8 janvier 2022

Le Coin de la conjoncture – taux d’intérêt – épargne

L’éternelle question de la réorientation de l’épargne des Français

A la fin du second semestre 2021, le  patrimoine des ménages atteignait plus de 15 000 milliards d’euros. Les actifs non financiers représentaient plus de 9 095 milliards d’euros dont 91 % sont des biens immobiliers (constructions et terrains bâtis). Le patrimoine financier brut des ménages s’élevait, de son côté, à 5 870 milliards d’euros. Il est composé de produits de taux à hauteur 3 689 milliards d’euros. En 2017, Emmanuel Macron avait fait de la réorientation de l’épargne des Français un de ses objectifs. À cette fin, la fiscalité a été profondément remaniée avec la suppression de l’ISF pour les produits financiers, l’instauration du Prélèvement Forfaitaire Unique et la création du Plan d’Épargne Retraite. Cinq années après, si les comportements des ménages n’ont pas radicalement changé, une inflexion est néanmoins constatée. Au-delà des questions réglementaires, elle est la conséquence de la baisse des taux et de la bonne tenue des marchés « actions ».

Des placements liquides mais des signaux faibles en faveur des actions

Avec la crise sanitaire, les ménages ont opté pour des placements de court terme, liquide et sûrs comme les comptes courants, les livrets ou les fonds euros de l’assurance vie. Depuis le mois de mars 2020, l’encours des Livrets A a augmenté de plus de 40 milliards d’euros, celui des dépôts à vie de 80 milliards d’euros. Néanmoins, à la différence des crises précédentes, il n’y a pas eu de retrait massif des produits à risque comme les actions ou les unités de compte. Depuis la pandémie, une progression des investisseurs actifs a été enregistrée par l’Autorité des Marchés Financiers (AMF). Leur nombre par trimestre qui évoluait autour de 1 million jusqu’au troisième trimestre 2019, a atteint les 2,5 millions et se maintient au-dessus de ce niveau depuis trois trimestres. En trois ans, l’âge moyen des investisseurs particuliers a reculé de 8 ans pour s’établir au-dessous de 50 ans. En 2021, 14 % des personnes détenant des actions déclarent en avoir acheté pour la première fois puis un an. Ce ratio s’élève à 23 % chez les femmes et à 29 % chez les 18-24 ans.
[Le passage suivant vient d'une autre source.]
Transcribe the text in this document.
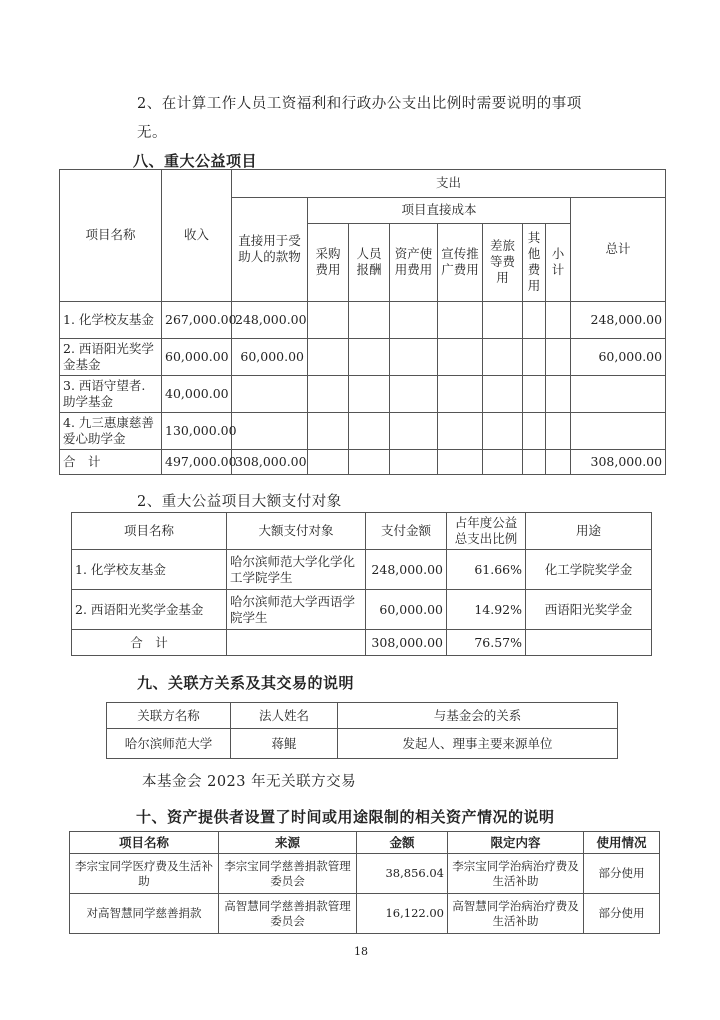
2、在计算工作人员工资福利和行政办公支出比例时需要说明的事项
无。
八、重大公益项目
项目名称	收入	支出								
		直接用于受助人的款物	项目直接成本							总计
			采购费用	人员报酬	资产使用费用	宣传推广费用	差旅等费用	其他费用	小计	
1. 化学校友基金	267,000.00	248,000.00								248,000.00
2. 西语阳光奖学金基金	60,000.00	60,000.00								60,000.00
3. 西语守望者. 助学基金	40,000.00									
4. 九三惠康慈善爱心助学金	130,000.00									
合　计	497,000.00	308,000.00								308,000.00
2、重大公益项目大额支付对象
项目名称	大额支付对象	支付金额	占年度公益总支出比例	用途
1. 化学校友基金	哈尔滨师范大学化学化工学院学生	248,000.00	61.66%	化工学院奖学金
2. 西语阳光奖学金基金	哈尔滨师范大学西语学院学生	60,000.00	14.92%	西语阳光奖学金
合　计		308,000.00	76.57%	
九、关联方关系及其交易的说明
关联方名称	法人姓名	与基金会的关系
哈尔滨师范大学	蒋鲲	发起人、理事主要来源单位
本基金会 2023 年无关联方交易
十、资产提供者设置了时间或用途限制的相关资产情况的说明
项目名称	来源	金额	限定内容	使用情况
李宗宝同学医疗费及生活补助	李宗宝同学慈善捐款管理委员会	38,856.04	李宗宝同学治病治疗费及生活补助	部分使用
对高智慧同学慈善捐款	高智慧同学慈善捐款管理委员会	16,122.00	高智慧同学治病治疗费及生活补助	部分使用
18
Le baromètre AMF de 2021 sur l’épargne et l’investissement souligne une perception plus positive de l’investissement en bourse et un regain d’intérêt pour les placements en actions, dans un contexte de taux bas et de progression des indices boursiers. Pour la première fois en cinq ans, la proportion des Français refusant « tout risque sur leurs placements tout en sachant que la rémunération restera faible » passe sous le seuil des 50 % et tombe à 43 % (en recul de 7 points en un an). Chez les moins de 35 ans, cette proportion est encore plus faible et s’élève à 36 %. La prise de risque est de plus en plus acceptée afin d’obtenir une meilleure rémunération, 39 % des Français contre 34 % les quatre années précédentes. La proportion atteint 42 % chez les moins de 35 ans. Les Français considérant que les placements en actions « ne rapportent rien au final » ne sont plus que 20 % contre 30 % en 2017. 35 % des Français déclarent avoir l’intention de placer en actions à plus ou moins long terme, contre 28 % en 2019. La proportion s’élève à 49 % chez les moins de 35 ans et même à 58 % chez les moins de 25 ans.
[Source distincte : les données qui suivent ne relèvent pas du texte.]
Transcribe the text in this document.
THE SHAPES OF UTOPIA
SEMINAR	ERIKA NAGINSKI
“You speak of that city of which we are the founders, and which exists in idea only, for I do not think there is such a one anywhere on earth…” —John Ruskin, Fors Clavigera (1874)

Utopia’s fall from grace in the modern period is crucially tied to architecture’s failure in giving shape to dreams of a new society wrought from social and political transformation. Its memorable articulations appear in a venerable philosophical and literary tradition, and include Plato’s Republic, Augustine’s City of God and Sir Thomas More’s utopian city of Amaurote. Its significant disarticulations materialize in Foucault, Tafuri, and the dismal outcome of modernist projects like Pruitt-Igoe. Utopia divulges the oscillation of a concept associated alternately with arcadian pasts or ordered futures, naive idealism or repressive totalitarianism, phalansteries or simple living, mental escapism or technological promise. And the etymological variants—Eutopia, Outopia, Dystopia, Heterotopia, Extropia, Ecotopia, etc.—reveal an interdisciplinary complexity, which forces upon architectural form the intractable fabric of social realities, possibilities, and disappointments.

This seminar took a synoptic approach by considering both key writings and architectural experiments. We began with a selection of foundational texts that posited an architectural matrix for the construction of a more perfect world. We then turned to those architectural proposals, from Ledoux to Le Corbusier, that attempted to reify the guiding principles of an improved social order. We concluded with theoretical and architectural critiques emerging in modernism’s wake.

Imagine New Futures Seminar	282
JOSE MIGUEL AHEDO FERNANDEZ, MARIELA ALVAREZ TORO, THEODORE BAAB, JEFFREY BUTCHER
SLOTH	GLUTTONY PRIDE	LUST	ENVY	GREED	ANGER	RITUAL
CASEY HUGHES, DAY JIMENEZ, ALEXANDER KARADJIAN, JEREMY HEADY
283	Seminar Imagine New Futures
La grande partie de l’épargne des ménages en produits de taux

Si le comportements des épargnants changent à la marge, la majeure partie du stock demeure placée en produits sans risques, soit près des deux tiers. Les Français privilégient toujours l’épargne de court terme malgré un système de protection sociale développé. De crise en crise, le poids de cette épargne de précaution augmente. Les Français figurent parmi les épargnants les plus assidus de l’Union européenne. Le taux d’épargne a dépassé 21 % en 2020 avant de revenir à 17 % à la fin de 2021. Il devrait retrouver son niveau tendanciel d’avant-crise en 2022, autour de 15 % du revenu disponible brut. Le taux d’épargne en France est, en moyenne, supérieur de deux à trois points à celui de la zone euro (hors France) quand les dépenses sociales de nature publique le sont de quatre points de PIB (dépenses de retraite, de santé, de logement, d’emploi et en faveur de la famille).
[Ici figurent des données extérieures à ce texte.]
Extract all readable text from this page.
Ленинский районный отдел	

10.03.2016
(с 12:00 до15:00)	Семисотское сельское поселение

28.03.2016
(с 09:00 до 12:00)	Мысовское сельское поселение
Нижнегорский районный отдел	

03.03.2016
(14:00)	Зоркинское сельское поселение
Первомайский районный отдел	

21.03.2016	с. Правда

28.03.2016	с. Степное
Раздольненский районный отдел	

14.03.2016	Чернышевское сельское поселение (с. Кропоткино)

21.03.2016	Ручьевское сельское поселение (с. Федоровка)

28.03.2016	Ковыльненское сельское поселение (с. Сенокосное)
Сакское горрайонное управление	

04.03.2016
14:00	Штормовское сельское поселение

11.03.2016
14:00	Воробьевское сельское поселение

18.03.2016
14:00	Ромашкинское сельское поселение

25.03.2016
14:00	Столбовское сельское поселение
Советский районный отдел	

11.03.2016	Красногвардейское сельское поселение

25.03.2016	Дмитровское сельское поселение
Cette préférence pour la liquidité a pour conséquence une moindre disponibilité de l’épargne pour financer les projets risqués. Au sein de l’OCDE, les États dont l’épargne est investie en produits de court terme enregistrent un retard en ce qui concerne les investissements dans les nouvelles technologies et dans la robotisation. Si le capital-risque se développe en France, il demeure de petite taille en comparaison de celui des États-Unis ou du Royaume-Uni.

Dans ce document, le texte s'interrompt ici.